Per questo ora Kamal ha presentato un ricorso al Tribunale amministrativo federale (Taf). Se ne è fatta garante l’associazione Imbarco immediato, che difende i diritti della comunità Lgbtq+, col sostegno e la collaborazione di ZonaProtetta, Amnesty e Fondazione Diritti Umani. Dopo aver trascorso nove mesi lungo la rotta balcanica prima di arrivare in Svizzera – «dove sapevo che c’è attenzione ai diritti dei gay» – il giovane attende un verdetto in un centro per rifugiati: era qui in Ticino fino a ieri, quando è stato spostato in Svizzera tedesca. Non gli viene lasciato molto da fare, non può neppure frequentare corsi di lingua o di qualche altro tipo: «Leggo, guardo la televisione, aiuto in cucina o con le pulizie. Anche qui ci sono marocchini, algerini, tunisini. Anche qui continuo a nascondermi, a fingere gesti virili e ad aspettare una decisione. Vorrei lavorare, magari nella Svizzera francofona: parlo inglese, francese e un po’ di tedesco. Poi mi piacerebbe continuare l’università: in Marocco, dopo la maturità, ho fatto due anni di Economia e Management». Di certo non vuole «tornare a far finta di essere felice all’inferno».

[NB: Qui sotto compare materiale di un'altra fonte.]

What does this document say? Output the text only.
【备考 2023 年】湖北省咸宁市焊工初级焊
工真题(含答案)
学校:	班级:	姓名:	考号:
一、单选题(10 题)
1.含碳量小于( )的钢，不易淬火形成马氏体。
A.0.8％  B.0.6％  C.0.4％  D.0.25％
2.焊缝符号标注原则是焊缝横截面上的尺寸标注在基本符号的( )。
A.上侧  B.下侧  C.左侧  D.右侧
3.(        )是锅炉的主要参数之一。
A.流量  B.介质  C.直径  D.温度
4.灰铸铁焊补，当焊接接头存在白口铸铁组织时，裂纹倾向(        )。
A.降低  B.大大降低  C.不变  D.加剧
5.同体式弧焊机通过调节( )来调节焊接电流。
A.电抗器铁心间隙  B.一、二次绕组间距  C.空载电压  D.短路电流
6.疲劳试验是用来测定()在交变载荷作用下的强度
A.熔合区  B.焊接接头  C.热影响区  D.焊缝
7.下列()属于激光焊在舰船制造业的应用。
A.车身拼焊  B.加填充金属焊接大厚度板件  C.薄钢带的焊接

‘Un rifiuto inaccettabile’

«È inaccettabile che si chieda a un ragazzo di 23 anni di tornare a vivere una vita in incognito, costantemente minacciata dalla violenza e dalla delazione. Per questo sosteniamo il ricorso al Tribunale amministrativo federale. Stiamo mobilitando altre associazioni e la società civile in generale». A stigmatizzare la decisione della Sem sul caso di Kamal è Federico De Angelis, uno dei coordinatori di Imbarco immediato, che invita a ripensare i diritti umani per tutelare le persone Lgbtq+: «Finora la loro persecuzione non è automaticamente compresa tra le ragioni per il diritto d’asilo. Diritto che invece protegge ad esempio chi è perseguitato a causa della sua religione. Come se identità e orientamento sessuale si potessero tenere per sé, qualcosa di puramente interiore che non è un problema nascondere». Serve un cambio di mentalità, insomma, del quale d’altronde si vedono già segnali incoraggianti: «È vero che per i diritti Lgbtq+ la Svizzera non è in cima alla classifica europea», collocandosi anzi a metà strada sotto ai Paesi più a nord, ma anche al Portogallo; «tuttavia – aggiunge De Angelis – dal punto di vista delle leggi abbiamo visto un importante passo avanti a febbraio dell’anno scorso, quando la popolazione ha accettato di equiparare a livello penale l’omofobia alle discriminazioni e aggressioni su basi razziali e religiose. Noi ci auguriamo che ora lo stesso principio sia tenuto in considerazione dal Taf anche nei casi di richiesta d’asilo, come quello di Kamal».

Una sentenza storica si era avuta a inizio maggio, quando lo stesso tribunale aveva bloccato il rimpatrio alle Isole Mauritius di una donna transgender. In quel caso, alle considerazioni sulla discriminazione si erano aggiunte quelle circa l’impossibilità di proseguire in patria le terapie per il cambio di sesso. Nel novembre dell’anno scorso, invece, era stata la Corte europea dei diritti dell’uomo (Cedu) a sanzionare la Svizzera per il rimpatrio di un gambiano gay. Mentre le corti federali avevano ritenuto che la rete famigliare potesse proteggere l’uomo, la Cedu ha ravvisato una violazione dell’articolo 3 della Convenzione europea per la salvaguardia dei diritti dell’uomo e delle libertà fondamentali. La giurisprudenza in materia rimane però ancora limitata.